HAEC remains a substantial source of morbidity for children with HD. Its clinical characteristics have become increasingly well defined over the past several decades, aiding in the early recognition and treatment of children who are at risk of developing this complication. Through considerable research into its pathophysiology, a multifaceted picture has begun to emerge where several dysfunctions of intestinal homeostasis create a fragile environment where perturbation leads to HAEC. Intestinal decompression, antibiotics, and rectal washouts remain the cornerstones of treatment for acute HAEC, with surgical intervention such as POMM an effective option for patients with recurrent HAEC.
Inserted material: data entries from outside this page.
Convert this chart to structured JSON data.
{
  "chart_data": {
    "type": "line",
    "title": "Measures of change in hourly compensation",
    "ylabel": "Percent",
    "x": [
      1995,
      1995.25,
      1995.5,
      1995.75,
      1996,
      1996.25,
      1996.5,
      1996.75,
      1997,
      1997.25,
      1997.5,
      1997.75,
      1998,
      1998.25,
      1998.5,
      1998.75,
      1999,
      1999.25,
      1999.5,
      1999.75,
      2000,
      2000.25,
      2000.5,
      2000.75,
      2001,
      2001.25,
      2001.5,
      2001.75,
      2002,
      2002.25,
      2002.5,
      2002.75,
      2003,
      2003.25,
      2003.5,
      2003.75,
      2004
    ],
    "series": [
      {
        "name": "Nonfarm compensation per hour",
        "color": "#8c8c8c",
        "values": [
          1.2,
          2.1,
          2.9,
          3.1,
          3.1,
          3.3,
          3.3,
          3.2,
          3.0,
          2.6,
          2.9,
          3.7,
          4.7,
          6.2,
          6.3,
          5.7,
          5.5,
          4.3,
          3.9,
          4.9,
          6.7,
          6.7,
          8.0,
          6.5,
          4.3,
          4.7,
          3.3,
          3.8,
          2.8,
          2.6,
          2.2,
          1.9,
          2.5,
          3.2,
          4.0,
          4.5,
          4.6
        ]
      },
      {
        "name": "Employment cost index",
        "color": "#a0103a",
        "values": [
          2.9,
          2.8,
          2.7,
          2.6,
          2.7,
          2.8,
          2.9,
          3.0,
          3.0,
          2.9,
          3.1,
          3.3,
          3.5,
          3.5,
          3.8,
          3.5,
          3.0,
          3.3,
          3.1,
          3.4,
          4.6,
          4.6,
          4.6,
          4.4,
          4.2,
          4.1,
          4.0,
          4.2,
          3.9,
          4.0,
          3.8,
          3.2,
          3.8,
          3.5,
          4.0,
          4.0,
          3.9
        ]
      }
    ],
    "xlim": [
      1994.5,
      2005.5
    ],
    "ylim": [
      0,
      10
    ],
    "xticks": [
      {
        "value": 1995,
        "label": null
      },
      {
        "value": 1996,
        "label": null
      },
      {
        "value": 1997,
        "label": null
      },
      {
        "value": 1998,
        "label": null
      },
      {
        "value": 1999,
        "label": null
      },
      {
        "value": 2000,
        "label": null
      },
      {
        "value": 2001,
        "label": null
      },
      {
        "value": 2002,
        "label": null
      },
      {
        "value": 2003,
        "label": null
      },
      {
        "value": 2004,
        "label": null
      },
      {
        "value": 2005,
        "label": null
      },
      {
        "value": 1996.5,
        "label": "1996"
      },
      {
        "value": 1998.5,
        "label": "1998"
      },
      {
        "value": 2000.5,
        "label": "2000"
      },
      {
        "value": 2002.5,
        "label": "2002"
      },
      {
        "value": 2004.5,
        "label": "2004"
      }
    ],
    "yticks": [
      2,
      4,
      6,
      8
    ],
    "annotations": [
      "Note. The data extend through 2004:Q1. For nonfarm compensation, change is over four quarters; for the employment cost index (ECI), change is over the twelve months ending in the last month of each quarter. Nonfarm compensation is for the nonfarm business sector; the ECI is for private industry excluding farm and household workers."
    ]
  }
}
Future goals in the management of HAEC include identification of patients at high risk and the development of patient-specific measures to prevent its onset. Further understanding of the pathophysiology of HAEC may provide targets for treatment and prevention. For example, given the likely role of alterations of gut microbiology, the identification of a high-risk intestinal microbiome in a patient may allow for early modulation of this bacterial profile to prevent HAEC. In addition, further research into the role of immune dysfunction in HAEC may lead to the development of strategies to modulate the enteric immune system to create a lower-risk intestinal environment. Finally, as the outcomes of surgical intervention for HAEC continue to be assessed, the optimal timing of surgical intervention (i.e., POMM) is yet to be defined. Much knowledge has been gained over the past three decades in the diagnosis, treatment, and prevention of HAEC, with more progress on the horizon in the understanding of its pathophysiology and use of this understanding to develop better therapeutic and preventive strategies.